Несколько секунд они сидели молча, не глядя друг на друга, словно прислушиваясь к шелесту деревьев. Два воробья, слетевших вниз на дорожку, как фехтовальщики, прыгали друг перед другом.
— Вы мне еще не ответили, любит ли вас эта девушка, — сказала Наденька, пытаясь придать своему лицу безразличное выражение.
— Я этого и сам не знаю, — откровенно признался Кравцов. — И потом… Разве я могу надеяться? Ведь я некрасив. Вы, впрочем, это видите сами.
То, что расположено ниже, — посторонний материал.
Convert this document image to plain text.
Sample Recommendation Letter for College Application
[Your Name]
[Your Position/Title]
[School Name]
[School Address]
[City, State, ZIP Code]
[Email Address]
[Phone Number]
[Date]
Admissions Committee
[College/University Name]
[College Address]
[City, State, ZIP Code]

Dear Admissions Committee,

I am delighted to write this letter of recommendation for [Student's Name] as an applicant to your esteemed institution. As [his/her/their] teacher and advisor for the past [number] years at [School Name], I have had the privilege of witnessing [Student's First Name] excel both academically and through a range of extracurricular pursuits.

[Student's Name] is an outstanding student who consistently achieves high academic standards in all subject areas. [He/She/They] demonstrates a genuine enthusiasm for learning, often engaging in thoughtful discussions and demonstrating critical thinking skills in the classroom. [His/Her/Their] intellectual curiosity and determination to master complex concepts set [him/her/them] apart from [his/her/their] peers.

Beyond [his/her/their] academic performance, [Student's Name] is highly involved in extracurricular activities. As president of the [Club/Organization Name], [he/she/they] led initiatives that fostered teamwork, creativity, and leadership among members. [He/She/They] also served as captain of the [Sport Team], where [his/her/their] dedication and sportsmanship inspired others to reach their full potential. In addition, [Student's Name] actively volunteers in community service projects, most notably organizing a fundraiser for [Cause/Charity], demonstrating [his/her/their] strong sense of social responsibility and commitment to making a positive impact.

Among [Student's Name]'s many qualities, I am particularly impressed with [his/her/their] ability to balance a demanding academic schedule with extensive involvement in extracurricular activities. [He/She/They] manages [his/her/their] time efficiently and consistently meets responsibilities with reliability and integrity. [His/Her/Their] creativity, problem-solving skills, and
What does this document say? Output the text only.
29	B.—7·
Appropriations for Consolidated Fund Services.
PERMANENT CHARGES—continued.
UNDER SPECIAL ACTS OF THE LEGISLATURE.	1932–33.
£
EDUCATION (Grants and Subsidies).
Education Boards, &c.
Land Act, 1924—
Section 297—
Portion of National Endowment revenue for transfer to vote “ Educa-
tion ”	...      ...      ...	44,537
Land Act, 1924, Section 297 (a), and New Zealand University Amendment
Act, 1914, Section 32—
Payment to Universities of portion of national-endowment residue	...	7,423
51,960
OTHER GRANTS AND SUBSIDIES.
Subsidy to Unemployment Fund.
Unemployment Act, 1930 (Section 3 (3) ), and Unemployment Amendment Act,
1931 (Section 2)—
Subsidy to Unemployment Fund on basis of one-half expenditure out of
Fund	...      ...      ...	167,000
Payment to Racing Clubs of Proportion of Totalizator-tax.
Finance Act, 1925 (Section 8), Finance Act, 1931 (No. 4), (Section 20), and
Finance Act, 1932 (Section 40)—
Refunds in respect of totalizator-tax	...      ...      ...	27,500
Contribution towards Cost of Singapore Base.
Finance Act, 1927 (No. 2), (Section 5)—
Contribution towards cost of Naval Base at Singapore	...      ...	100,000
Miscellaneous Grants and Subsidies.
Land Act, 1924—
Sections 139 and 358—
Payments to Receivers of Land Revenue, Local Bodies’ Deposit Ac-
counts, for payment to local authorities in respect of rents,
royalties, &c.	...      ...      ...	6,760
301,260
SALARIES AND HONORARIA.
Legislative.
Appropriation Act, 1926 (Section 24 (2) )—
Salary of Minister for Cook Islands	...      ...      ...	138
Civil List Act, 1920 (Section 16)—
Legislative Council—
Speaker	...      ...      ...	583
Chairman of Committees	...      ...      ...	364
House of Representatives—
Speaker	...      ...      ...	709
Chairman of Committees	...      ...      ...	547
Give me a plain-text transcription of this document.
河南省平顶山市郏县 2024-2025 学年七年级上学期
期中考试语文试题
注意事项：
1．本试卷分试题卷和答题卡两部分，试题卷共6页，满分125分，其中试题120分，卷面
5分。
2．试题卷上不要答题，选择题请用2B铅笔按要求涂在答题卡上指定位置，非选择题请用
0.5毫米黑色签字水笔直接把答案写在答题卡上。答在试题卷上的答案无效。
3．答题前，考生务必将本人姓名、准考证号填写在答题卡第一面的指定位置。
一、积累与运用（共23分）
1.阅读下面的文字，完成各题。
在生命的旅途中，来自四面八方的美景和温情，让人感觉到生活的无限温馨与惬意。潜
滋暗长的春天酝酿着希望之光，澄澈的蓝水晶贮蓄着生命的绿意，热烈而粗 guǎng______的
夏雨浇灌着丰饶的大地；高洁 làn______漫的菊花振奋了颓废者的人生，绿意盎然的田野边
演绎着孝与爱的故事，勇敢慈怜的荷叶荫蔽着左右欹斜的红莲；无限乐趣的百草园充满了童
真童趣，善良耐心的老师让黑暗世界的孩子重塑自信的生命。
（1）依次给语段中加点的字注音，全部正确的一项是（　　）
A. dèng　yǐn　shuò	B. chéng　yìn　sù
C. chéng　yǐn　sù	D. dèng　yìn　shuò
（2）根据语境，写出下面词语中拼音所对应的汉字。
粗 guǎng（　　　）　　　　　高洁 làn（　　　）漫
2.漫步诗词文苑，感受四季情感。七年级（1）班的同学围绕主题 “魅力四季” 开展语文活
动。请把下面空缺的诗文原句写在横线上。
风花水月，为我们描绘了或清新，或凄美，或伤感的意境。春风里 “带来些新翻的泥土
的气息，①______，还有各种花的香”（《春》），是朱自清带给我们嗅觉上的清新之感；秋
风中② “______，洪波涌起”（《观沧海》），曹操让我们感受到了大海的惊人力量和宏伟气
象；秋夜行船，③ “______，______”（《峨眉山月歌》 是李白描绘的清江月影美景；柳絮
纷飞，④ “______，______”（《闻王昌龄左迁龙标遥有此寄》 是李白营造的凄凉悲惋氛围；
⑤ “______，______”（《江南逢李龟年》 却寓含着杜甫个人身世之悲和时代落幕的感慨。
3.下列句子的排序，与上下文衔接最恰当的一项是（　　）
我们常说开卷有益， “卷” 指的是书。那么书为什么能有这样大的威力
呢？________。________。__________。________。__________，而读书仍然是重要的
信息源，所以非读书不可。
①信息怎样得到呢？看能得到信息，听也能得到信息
— Да, вы не из красавцев, — лукаво согласилась она. — Но у вас есть много других хороших качеств. И как сестре, как другу, вы должны мне рассказать все о вашей любви. Ведь вы меня считаете другом, не так ли?
— Я вас считаю другом, — нерешительно подтвердил Кравцов.
Он смотрел вниз на дорожку, следя за игрой теней, за их странно значительным трепетом.
— Послушайте, — воскликнула Наденька. — У нас с вами общая судьба. Ведь и я люблю одного господина. Но этот господин непонятливый и робкий дурак, и он даже не знает, что я в него влюблена.
— И вы хотите… вы могли бы на нем жениться?
Она расхохоталась снова.
— Нет, я могла бы выйти за него замуж. Только нужно, чтобы он сам мне признался в любви.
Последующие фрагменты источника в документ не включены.